From a career in advertising and finance, to farmers: three years ago, Claire and Gaëlle started a regenerative farm in Gonneville, France.
Our food system is broken and that’s hurting both nature and people. The way we produce food through large-scale industrial agriculture is responsible for a third of all greenhouse gas emissions.
While smallholder farmers produce around 70% of the world’s food, they often live in conditions of great vulnerability. And now the effects of climate change are further deteriorating their lands.
Providing a healthy, affordable and environmentally friendly diet for all will require a radical transition to a regenerative agricultural system.
Gaëlle and Claire want to prove that this transformation is possible.
To kick-start their project, they needed to plant 1000 trees to help regenerate the soil. Ecosia helped them get enough saplings. But we needed some help to plant them.
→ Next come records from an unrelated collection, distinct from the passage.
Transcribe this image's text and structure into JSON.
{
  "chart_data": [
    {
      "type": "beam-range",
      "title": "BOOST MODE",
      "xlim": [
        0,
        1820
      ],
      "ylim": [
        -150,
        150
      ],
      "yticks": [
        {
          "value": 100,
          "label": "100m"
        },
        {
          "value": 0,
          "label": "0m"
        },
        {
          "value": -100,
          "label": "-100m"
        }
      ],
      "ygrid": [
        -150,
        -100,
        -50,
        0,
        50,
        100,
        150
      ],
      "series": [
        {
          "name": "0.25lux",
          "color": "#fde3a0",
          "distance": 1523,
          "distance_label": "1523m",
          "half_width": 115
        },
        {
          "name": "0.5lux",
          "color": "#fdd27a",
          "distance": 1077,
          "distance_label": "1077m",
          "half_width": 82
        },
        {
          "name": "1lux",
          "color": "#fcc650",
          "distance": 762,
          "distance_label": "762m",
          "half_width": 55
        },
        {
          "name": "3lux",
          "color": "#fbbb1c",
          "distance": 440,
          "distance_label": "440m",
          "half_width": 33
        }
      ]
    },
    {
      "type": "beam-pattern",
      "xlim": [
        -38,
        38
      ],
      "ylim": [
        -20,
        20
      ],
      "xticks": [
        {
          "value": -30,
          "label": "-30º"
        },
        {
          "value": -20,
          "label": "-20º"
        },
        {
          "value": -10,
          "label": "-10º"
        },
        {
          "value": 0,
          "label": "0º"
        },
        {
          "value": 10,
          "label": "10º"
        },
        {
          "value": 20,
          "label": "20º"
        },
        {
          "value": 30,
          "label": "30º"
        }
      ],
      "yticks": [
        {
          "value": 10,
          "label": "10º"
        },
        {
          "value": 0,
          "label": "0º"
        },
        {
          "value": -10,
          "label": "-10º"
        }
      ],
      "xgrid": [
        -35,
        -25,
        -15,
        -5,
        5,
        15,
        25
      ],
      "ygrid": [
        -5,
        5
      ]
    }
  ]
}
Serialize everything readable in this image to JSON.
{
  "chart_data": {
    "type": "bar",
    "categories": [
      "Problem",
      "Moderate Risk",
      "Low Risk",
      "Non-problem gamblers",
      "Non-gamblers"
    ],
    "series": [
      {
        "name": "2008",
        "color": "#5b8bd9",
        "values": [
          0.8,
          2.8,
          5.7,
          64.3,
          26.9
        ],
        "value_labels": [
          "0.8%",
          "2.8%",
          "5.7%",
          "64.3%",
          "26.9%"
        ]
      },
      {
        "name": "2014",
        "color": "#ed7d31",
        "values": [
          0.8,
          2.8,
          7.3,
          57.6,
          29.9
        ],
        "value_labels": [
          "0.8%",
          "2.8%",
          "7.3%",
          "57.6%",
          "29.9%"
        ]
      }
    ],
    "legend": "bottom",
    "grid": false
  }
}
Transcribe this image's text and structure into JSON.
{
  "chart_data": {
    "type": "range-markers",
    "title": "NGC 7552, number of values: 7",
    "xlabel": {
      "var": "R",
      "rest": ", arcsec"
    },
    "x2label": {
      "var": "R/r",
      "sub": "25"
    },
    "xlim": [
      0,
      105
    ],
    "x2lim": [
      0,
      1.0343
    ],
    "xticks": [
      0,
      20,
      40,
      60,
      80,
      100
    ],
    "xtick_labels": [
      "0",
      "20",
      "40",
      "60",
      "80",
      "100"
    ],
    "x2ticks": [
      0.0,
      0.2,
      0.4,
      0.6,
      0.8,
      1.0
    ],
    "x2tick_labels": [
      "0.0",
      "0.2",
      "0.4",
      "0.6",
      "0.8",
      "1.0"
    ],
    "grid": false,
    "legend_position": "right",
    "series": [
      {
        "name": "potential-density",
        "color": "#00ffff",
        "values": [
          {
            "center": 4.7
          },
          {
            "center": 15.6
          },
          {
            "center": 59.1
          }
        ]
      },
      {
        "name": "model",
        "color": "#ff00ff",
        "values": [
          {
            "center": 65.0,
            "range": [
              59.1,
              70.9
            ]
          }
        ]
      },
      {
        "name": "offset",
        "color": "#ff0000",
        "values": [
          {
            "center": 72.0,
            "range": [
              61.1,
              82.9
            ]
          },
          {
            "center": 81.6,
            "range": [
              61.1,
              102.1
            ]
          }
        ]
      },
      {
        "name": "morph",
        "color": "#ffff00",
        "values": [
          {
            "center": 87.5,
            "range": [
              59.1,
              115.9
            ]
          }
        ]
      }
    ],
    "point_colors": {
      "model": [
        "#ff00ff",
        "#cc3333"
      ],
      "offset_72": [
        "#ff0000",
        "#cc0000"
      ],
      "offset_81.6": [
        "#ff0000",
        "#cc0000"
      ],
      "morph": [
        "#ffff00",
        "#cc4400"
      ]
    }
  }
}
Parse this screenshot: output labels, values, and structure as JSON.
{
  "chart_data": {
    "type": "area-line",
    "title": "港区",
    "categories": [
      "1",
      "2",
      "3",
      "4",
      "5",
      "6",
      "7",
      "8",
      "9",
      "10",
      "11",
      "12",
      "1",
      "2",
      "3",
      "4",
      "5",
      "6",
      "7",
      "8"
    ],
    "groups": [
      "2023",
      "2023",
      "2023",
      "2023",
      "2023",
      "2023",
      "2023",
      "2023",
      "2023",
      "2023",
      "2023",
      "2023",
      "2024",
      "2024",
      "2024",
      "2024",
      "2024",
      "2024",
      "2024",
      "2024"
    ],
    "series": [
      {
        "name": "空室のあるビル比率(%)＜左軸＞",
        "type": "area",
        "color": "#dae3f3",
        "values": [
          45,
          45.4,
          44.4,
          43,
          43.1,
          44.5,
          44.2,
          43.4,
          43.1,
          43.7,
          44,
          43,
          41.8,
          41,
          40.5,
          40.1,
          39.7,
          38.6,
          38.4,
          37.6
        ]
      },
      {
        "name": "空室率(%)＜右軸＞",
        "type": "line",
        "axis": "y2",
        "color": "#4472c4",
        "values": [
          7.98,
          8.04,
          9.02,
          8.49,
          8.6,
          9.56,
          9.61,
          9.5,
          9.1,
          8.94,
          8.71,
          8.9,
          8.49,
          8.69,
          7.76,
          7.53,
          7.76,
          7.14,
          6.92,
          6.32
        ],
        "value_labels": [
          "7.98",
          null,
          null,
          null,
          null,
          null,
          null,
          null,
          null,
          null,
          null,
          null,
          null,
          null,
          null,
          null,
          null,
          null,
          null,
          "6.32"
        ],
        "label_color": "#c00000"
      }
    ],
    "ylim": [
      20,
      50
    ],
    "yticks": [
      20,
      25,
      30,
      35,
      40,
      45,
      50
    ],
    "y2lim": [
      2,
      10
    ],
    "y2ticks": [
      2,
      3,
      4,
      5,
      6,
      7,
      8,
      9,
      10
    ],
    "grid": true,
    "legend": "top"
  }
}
We got it from Tibo, a YouTuber with millions of followers who called upon his community and some fellow video makers to help the GonneGirls plant those trees.
It is estimated that by 2050 about 70% of the world population will live in cities, turning entire villages across the countryside into ghost towns. This is already a problem in Spain, where we met Belén and Leo when we first visited Ecosia’s project in Andalucía.
In a way, Claire and Gaëlle, too, are part of a movement of rural millennials trying to restore entire landscapes by applying regenerative techniques on their farms.
Without people like them, Europe’s soils run the danger of being depleted. As big industries take over abandoned land, the soil may be exploited beyond repair. We have to stop relying on an agricultural system that time and again has proven to be broken.